Decidere per se stesse
Il 25 novembre, da donna disabile privilegiata.

Oggi mi trovo a riflettere sul mio modo di stare al mondo come donna con disabilità.
Mi chiedo quanta parte della mia vita sia stata fatta di scelte mie e quanta invece di gesti pensati per proteggermi.
È una linea sottile, quella tra l’amore che sostiene e quello che, senza volerlo, trattiene. Amore è anche protezione. A volte però quella protezione pesa: si infila nei gesti quotidiani, nelle decisioni prese da altre persone “per il mio bene”, nelle paure che diventano abitudine. E io mi ritrovo a chiedermi: dove finisce la sicurezza e dove comincia la libertà?
Ci sono momenti in cui l’amore diventa così presente da lasciare poco spazio. Non è una mancanza d’amore, è forse troppo amore — quello che protegge fino a coprire anche i margini dove potrei crescere da sola. È l’amore di chi teme il mondo, teme il rischio, teme che tu non ce la faccia e allora preferisce fare al posto tuo.
Questo aiuto, quando non lascia spazio alla mia voce, rischia di diventare una forma di limite — gentile, ma pur sempre un limite. E finisce per togliere libertà anche a chi lo esercita, perché vivere nella preoccupazione significa smettere di vivere la propria vita. Come mi ha detto una volta un prete, “preoccuparsi” vuol dire occupare prima il posto di qualcun altro — e spesso, chi si prende cura di me finisce per occupare il mio spazio e rinunciare al proprio.
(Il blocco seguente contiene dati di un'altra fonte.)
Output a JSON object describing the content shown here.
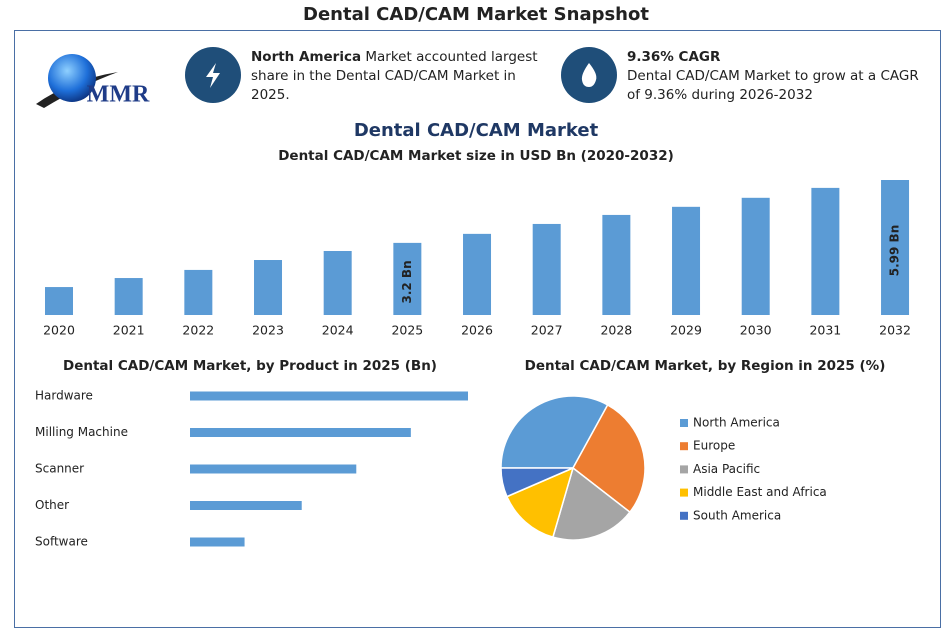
{
  "header": {
    "title": "Dental CAD/CAM Market Snapshot",
    "logo": "MMR"
  },
  "highlights": [
    {
      "bold": "North America",
      "text": "Market accounted largest share in the Dental CAD/CAM Market in 2025."
    },
    {
      "bold": "9.36% CAGR",
      "text": "Dental CAD/CAM Market to grow at a CAGR of 9.36% during 2026-2032"
    }
  ],
  "chart_data": [
    {
      "type": "bar",
      "title": "Dental CAD/CAM Market",
      "subtitle": "Dental CAD/CAM Market size in USD Bn (2020-2032)",
      "categories": [
        "2020",
        "2021",
        "2022",
        "2023",
        "2024",
        "2025",
        "2026",
        "2027",
        "2028",
        "2029",
        "2030",
        "2031",
        "2032"
      ],
      "values": [
        1.24,
        1.64,
        2.0,
        2.44,
        2.84,
        3.2,
        3.6,
        4.04,
        4.44,
        4.8,
        5.2,
        5.64,
        5.99
      ],
      "value_labels": [
        null,
        null,
        null,
        null,
        null,
        "3.2 Bn",
        null,
        null,
        null,
        null,
        null,
        null,
        "5.99 Bn"
      ],
      "color": "#5b9bd5"
    },
    {
      "type": "bar",
      "horizontal": true,
      "title": "Dental CAD/CAM Market, by Product in 2025 (Bn)",
      "categories": [
        "Hardware",
        "Milling Machine",
        "Scanner",
        "Other",
        "Software"
      ],
      "values": [
        1.07,
        0.85,
        0.64,
        0.43,
        0.21
      ],
      "color": "#5b9bd5"
    },
    {
      "type": "pie",
      "title": "Dental CAD/CAM Market, by Region in 2025 (%)",
      "categories": [
        "North America",
        "Europe",
        "Asia Pacific",
        "Middle East and Africa",
        "South America"
      ],
      "values": [
        33,
        27.5,
        19,
        14,
        6.5
      ],
      "colors": [
        "#5b9bd5",
        "#ed7d31",
        "#a5a5a5",
        "#ffc000",
        "#4472c4"
      ]
    }
  ]
}
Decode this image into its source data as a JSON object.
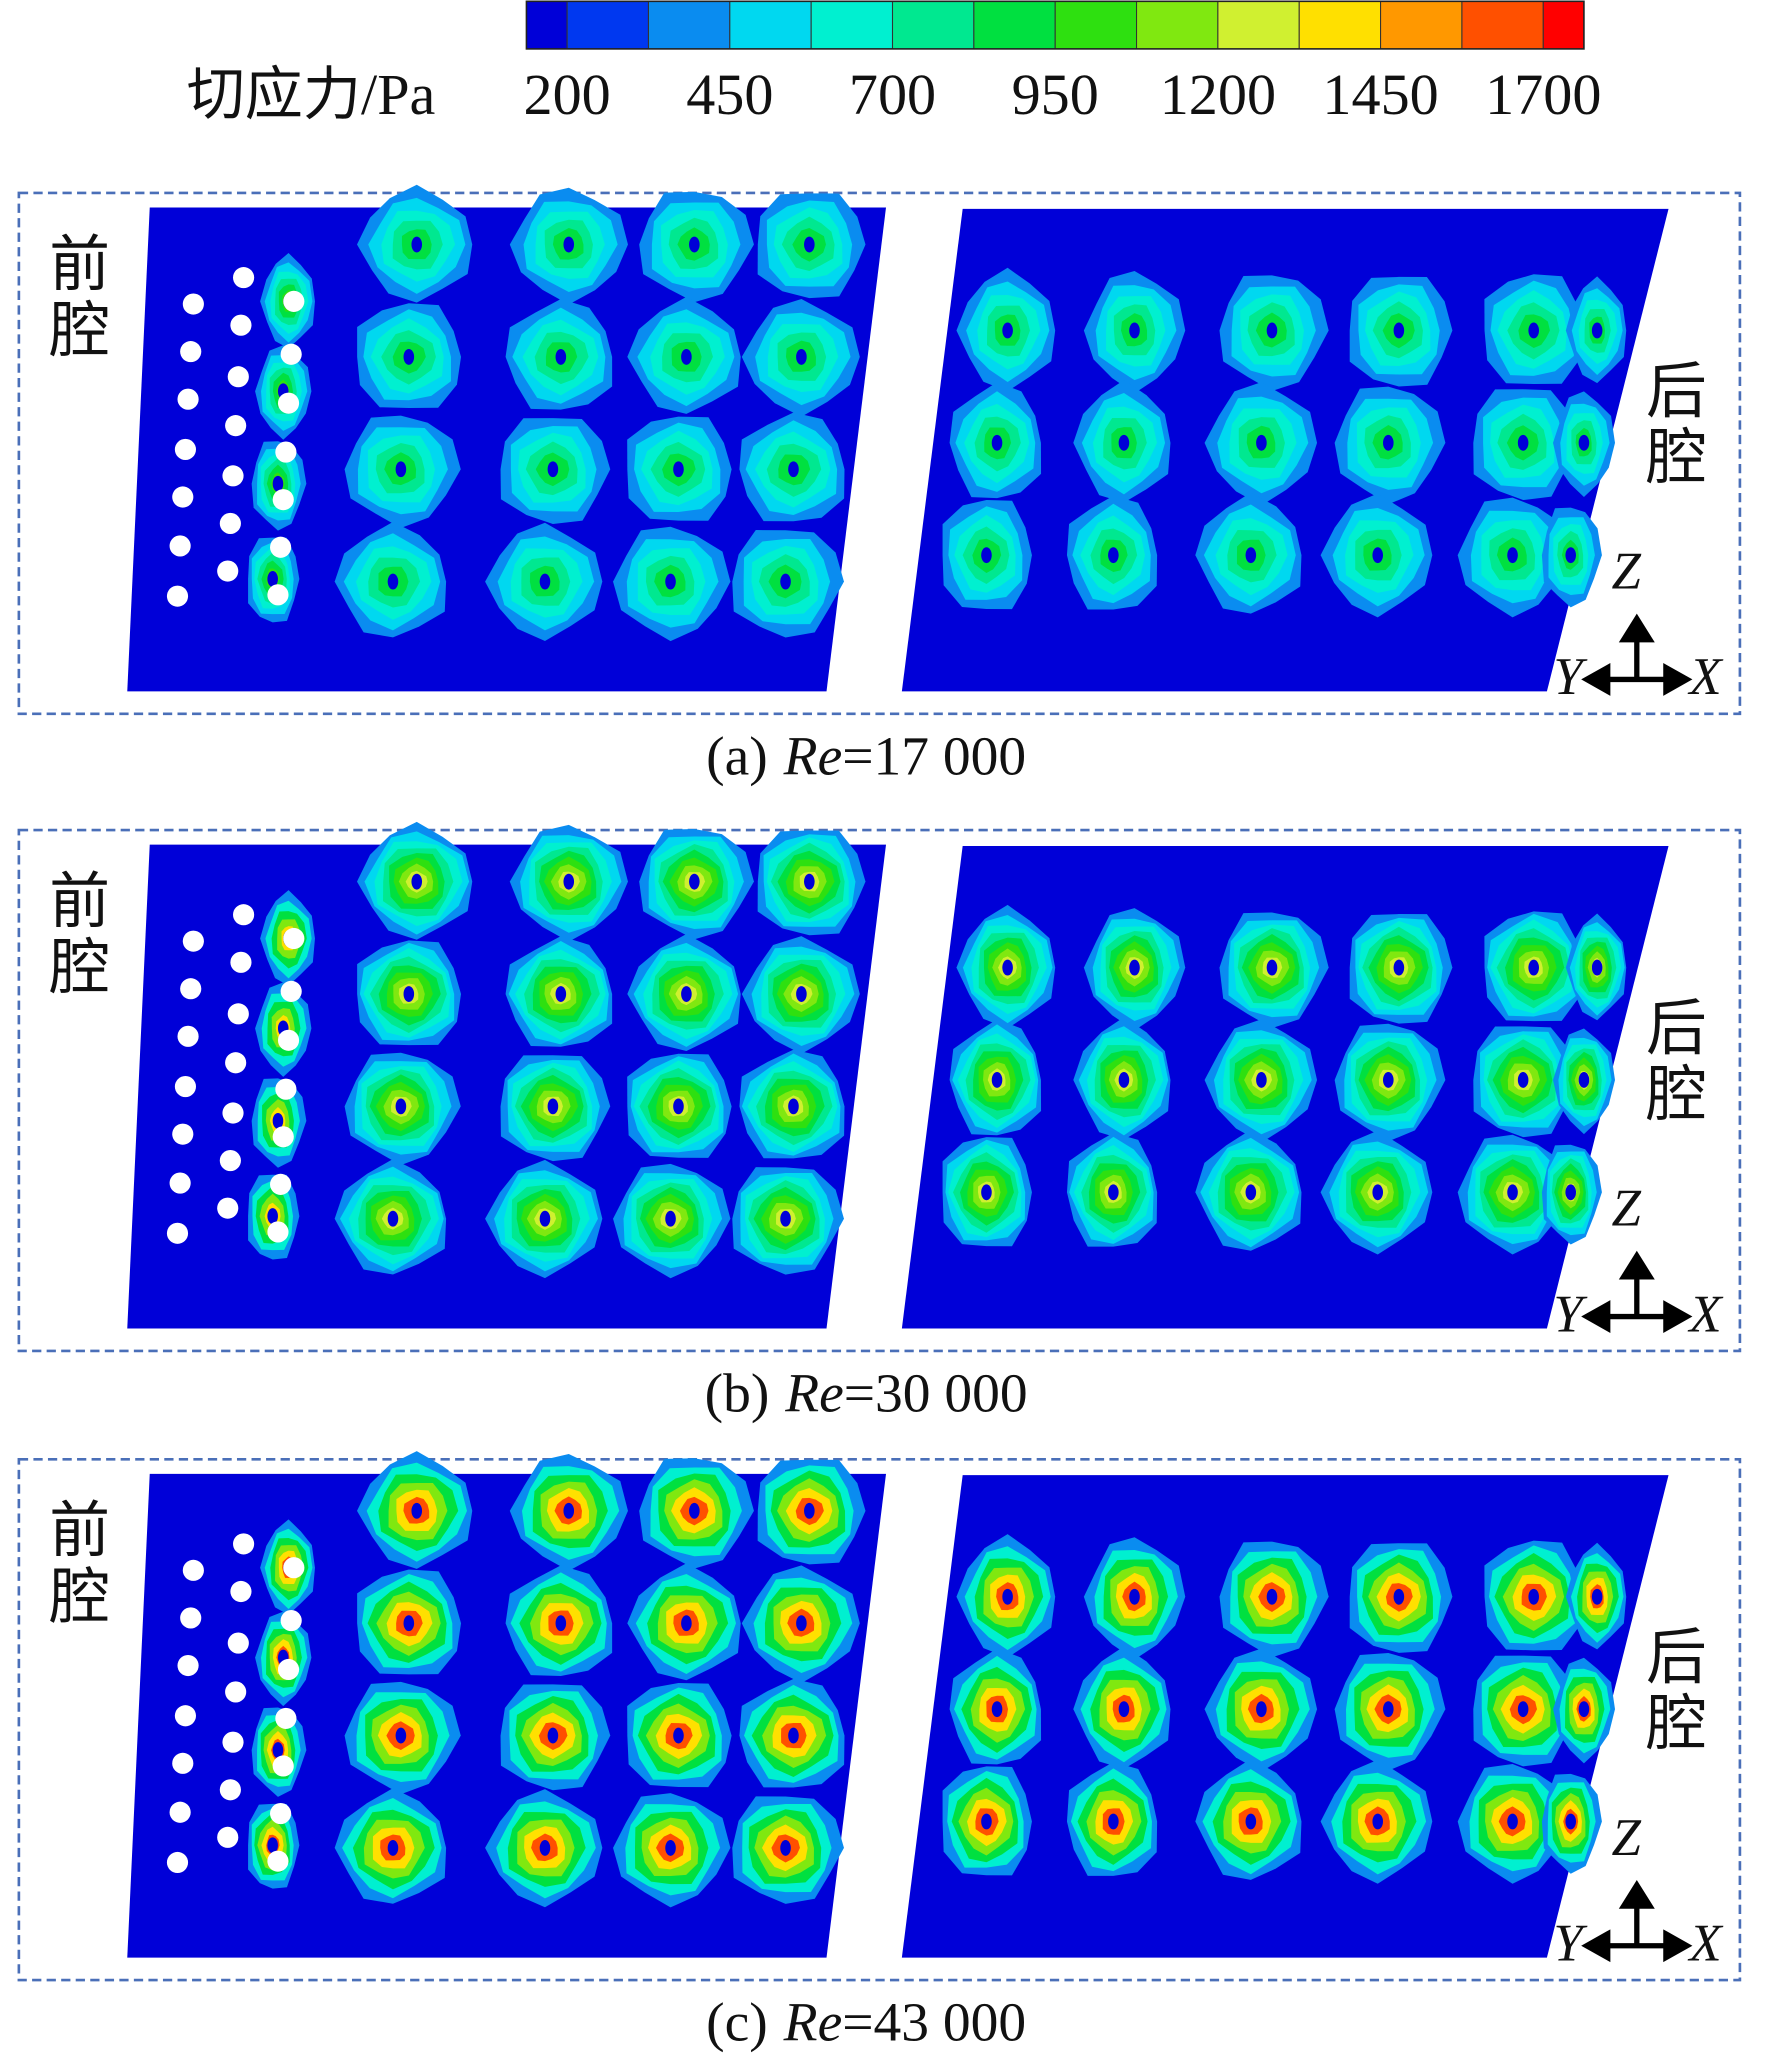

Con il tempo ho capito che l’autonomia non è solo una questione di libertà, ma anche di sopravvivenza. È una forma di difesa contro la dipendenza forzata, contro il “ci pensiamo noi”.
Autonomia, dal greco autós (“stesso”) e nómos (“legge”), significa letteralmente “darsi la propria legge”. Per me è questo: poter dire “Io ci sono, decido, partecipo”. Sì, ho bisogno di aiuto, ma voglio che sia un aiuto che apre, non che chiude.
In questi anni ho capito anche che l’autonomia è un privilegio. Non tutte le persone con disabilità possono permettersi di decidere per sé. C’è chi non ha le risorse, chi non ha famiglie che sostengono, chi vive in territori dove le opportunità non esistono. Il privilegio non sta solo nei servizi o nei soldi, ma nella possibilità di immaginare una vita diversa e di essere ascoltati mentre la si costruisce.
Il 25 novembre, Giornata internazionale per l’eliminazione della violenza contro le donne,1 per me è anche questo: un invito a riconoscere tutte le forme in cui la libertà può essere ridotta, anche in nome dell’amore o della cura. Non per accusare, ma per comprendere quanto la libertà sia un bene delicato, che si coltiva insieme.
Io non voglio vivere “al sicuro” se quella sicurezza mi costa la possibilità di essere me stessa. Voglio una vita che contenga anche la paura, ma che resti mia. Una vita dove l’aiuto sia una mano tesa, non una barriera. Dove la cura non si confonda con il controllo.
Il mio 25 novembre oggi è questo: un piccolo passo verso la libertà, dentro casa, dentro le relazioni, dentro la mia idea di futuro. Un promemoria per ricordarmi che scegliere per sé è un atto politico e a volte anche un atto di resistenza.
Ci sono molti modi di dire no alla violenza. Il mio, oggi, è dire sì alla mia autonomia.


Ne abbiamo parlato spesso della "protezione a fin di bene" e di quanto sia naturale questo impulso di protezione, ma so anche quanto è importante questo tuo messaggio, pieno della tua determinazione, del tuo coraggio, della tua spontaneità e del tuo orgoglioso essere! Chapeau ! Un abbraccio 😘
"io non voglio vivere “al sicuro” se quella sicurezza mi costa la possibilità di essere me stessa. Voglio una vita che contenga anche la paura".